Estimating Static Head in Mutiple Discharge Points

As pump capacity is both - the head as well as flow, therefore, in this case maximum height should be our static head to which friction head of each of the branch lines shall be added to get the total discharge head.

Each line is calculated separately. Using Hazens and Williams formula calculate all offshoots as separate calculations, ignoring parallel or tee branches in terms of frictional losses.

My recommendation...use subsurface foam injection. MUCH more effective in the case of a storage tank fire. And guess what happens when a tank fire occurs...everyone runs the other way...employees do not fight fires...automatic systems do.

1. Only one static head - use the highest tank static head as the basis of design

2. Pump capacity shall be the total flow of each branch

3. For the pressure drop, use the longest route as the basis and the flow rate for that route

4. Total head = static head (highest tank) + frictional head loss for one branch (longest route)

5. Assuming symmetrical piping, same line size and same flow rate for each branch

Thanks Sabriahmad, from your comment

4. Total head = static head (highest tank) + frictional head loss for one branch (longest route)

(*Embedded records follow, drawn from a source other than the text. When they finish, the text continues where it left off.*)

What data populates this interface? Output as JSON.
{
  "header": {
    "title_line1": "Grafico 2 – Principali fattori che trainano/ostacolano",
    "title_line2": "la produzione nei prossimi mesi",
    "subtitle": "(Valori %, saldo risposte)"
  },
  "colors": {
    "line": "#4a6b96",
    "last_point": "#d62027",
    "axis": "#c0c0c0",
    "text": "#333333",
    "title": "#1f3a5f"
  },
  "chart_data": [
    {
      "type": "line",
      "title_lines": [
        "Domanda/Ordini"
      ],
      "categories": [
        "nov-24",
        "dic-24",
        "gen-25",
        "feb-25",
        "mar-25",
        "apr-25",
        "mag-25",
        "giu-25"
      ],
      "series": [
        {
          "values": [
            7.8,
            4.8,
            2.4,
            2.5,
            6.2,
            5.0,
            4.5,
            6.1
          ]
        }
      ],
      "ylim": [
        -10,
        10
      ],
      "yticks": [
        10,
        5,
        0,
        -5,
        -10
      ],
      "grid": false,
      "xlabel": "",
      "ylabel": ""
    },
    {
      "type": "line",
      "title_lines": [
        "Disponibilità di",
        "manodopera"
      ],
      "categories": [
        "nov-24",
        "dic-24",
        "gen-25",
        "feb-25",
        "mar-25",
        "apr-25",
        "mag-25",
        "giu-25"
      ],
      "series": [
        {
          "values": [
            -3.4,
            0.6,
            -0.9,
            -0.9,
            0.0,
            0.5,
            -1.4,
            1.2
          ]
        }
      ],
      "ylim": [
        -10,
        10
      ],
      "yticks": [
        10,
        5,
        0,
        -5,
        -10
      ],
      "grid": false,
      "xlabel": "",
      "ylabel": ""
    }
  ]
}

Will account for frictional head of the longest route only account for frictional head loses in multiple tanks in a worst case scenario where you need to send water and foam through separate pipes to a burning tank and you need to sprinkle water on 5 or 6 adjacent tanks?

1. The tank on fire will require foam to extinguish the fire.

2. Adjacent tanks require water to cool the tank down

3. Thus, the worst case scenario would depend on the tanks farm layout. You may have two or more adjacent tanks on consideration.

4. Ensure that the total flow is the one required by all tanks, Not just individual tank.

5. Individual tank consideration is only for pump head requirement. Capacity is based on total water requirement (at least tank on fire plus adjacent tanks fire water requirement)